Ein Angebot der NOZ
Ein Artikel der Redaktion

HM Anlagentechnik im Porträt Stuhrer Firma setzt auf den „Kapselschlitzer“

Von Dirk Hamm | 26.04.2017, 20:06 Uhr

Der „Kapselschlitzer“ ist die neueste Innovation der Firma HM Anlagentechnik. Hinter dieser etwas martialisch klingenden Produktbezeichnung verbirgt sich eine Maschine, deren Einsatz bei großen Kaffeeröstern nennenswerte Einsparpotenziale ermöglichen soll.

Der im Gewerbegebiet Brinkum-Süd ansässige Maschinen- und Anlagenbauer erwirtschaftet seinen Jahresumsatz, der im vergangenen Jahr laut Geschäftsführer Richard Berends bei 6,2 Millionen Euro lag, vor allem mit der Entwicklung und Installation von Anlagen für die Kaffeeindustrie.

Die neue Maschine soll Ende Mai auf einem internationalen Kongress in Berlin vorgestellt werden. Stuhrs Bürgermeister Niels Thomsen und Wirtschaftsförderer Lothar Wimmelmeier konnten sich bereits am Mittwoch bei einer Betriebsbesichtigung einen Eindruck von der Neuentwicklung verschaffen.

Maschine hilft bei Produktion von Kaffeekapseln

Die Idee für den „Kapselschlitzer“, der pro Minute 200 mit Kaffeepulver befüllte Kapseln aufschneidet und den ausgesiebten Inhalt ohne Rückstände wieder der Produktion zuführt, sei vor rund zwei Jahren entstanden, erläuterte Berends. Ein Firmenkunde aus der Kaffeeindustrie habe ein gängiges Problem bei der Herstellung der zunehmend verbreiteten Kaffeekapseln geschildert: Der Anteil des Ausschusses bei der Kapselbefüllung liegt demnach bei acht Prozent.

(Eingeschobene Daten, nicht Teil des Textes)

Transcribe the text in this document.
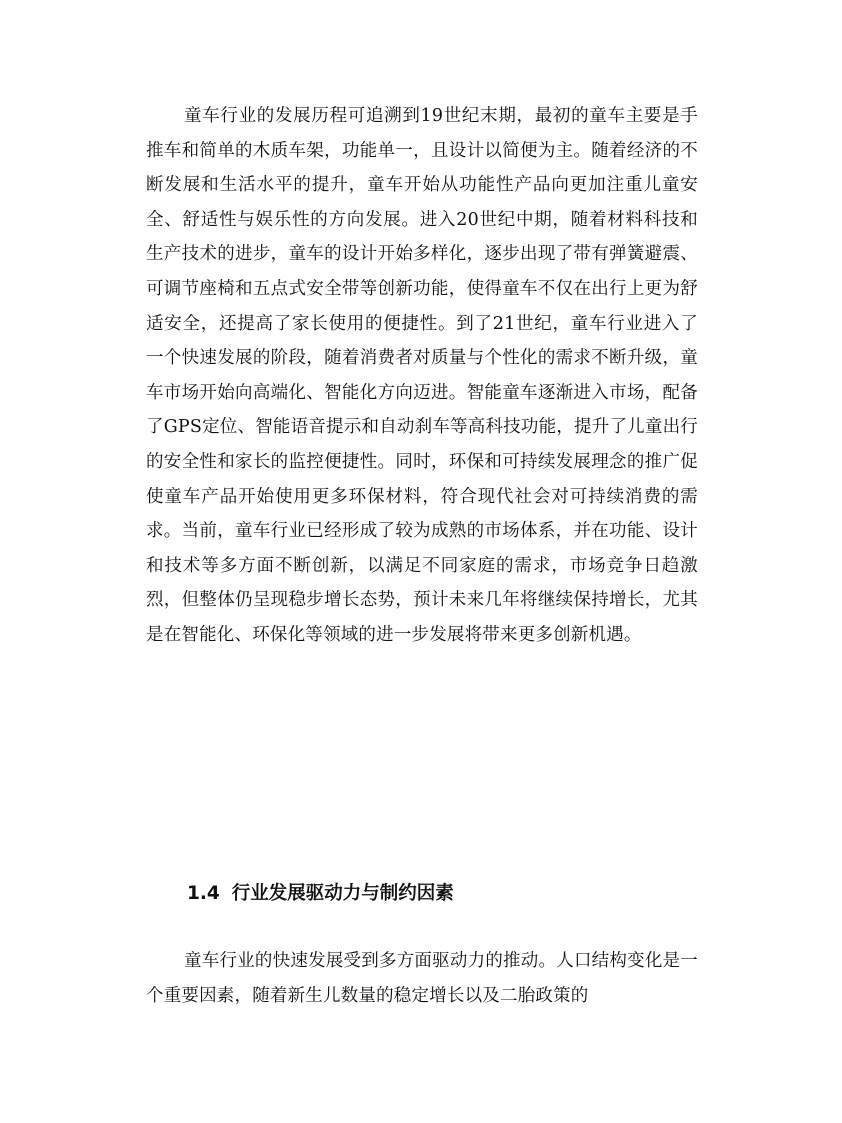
童车行业的发展历程可追溯到19世纪末期，最初的童车主要是手推车和简单的木质车架，功能单一，且设计以简便为主。随着经济的不断发展和生活水平的提升，童车开始从功能性产品向更加注重儿童安全、舒适性与娱乐性的方向发展。进入20世纪中期，随着材料科技和生产技术的进步，童车的设计开始多样化，逐步出现了带有弹簧避震、可调节座椅和五点式安全带等创新功能，使得童车不仅在出行上更为舒适安全，还提高了家长使用的便捷性。到了21世纪，童车行业进入了一个快速发展的阶段，随着消费者对质量与个性化的需求不断升级，童车市场开始向高端化、智能化方向迈进。智能童车逐渐进入市场，配备了GPS定位、智能语音提示和自动刹车等高科技功能，提升了儿童出行的安全性和家长的监控便捷性。同时，环保和可持续发展理念的推广促使童车产品开始使用更多环保材料，符合现代社会对可持续消费的需求。当前，童车行业已经形成了较为成熟的市场体系，并在功能、设计和技术等多方面不断创新，以满足不同家庭的需求，市场竞争日趋激烈，但整体仍呈现稳步增长态势，预计未来几年将继续保持增长，尤其是在智能化、环保化等领域的进一步发展将带来更多创新机遇。

1.4 行业发展驱动力与制约因素

童车行业的快速发展受到多方面驱动力的推动。人口结构变化是一个重要因素，随着新生儿数量的稳定增长以及二胎政策的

Bei rund um die Uhr laufender Massenproduktion summiere sich der Schaden auf rund eine Million Euro, rechnete Thorben Wilkens vor, der den „Kapselschlitzer“ entwickelt hat. „Diese Maschine rechnet sich schnell“, ergänzte Berends.

Innerhalb von drei Jahren Umsatz verdoppelt

Die Firma HM Anlagentechnik ist eine von vier Gesellschaften der unter anderem auch in Ganderkesee ansässigen Meyer Technik Unternehmensgruppe. 36 Mitarbeiter sind am Standort Stuhr beschäftigt. Zwei Auszubildende im Metallbau werden jedes Jahr eingestellt.

Die Nachfrage nach den Lagerungs-, Förder-, Dosier- und Mischanlagen aus Brinkum ist groß. Innerhalb von drei Jahren habe sich der Umsatz etwa verdoppelt, berichtete Berends, in diesem Jahr sei man zu 100 Prozent ausgelastet. Bis Ende des Jahres soll an der Diepholzer Straße ein Erweiterungsbau abgeschlossen werden.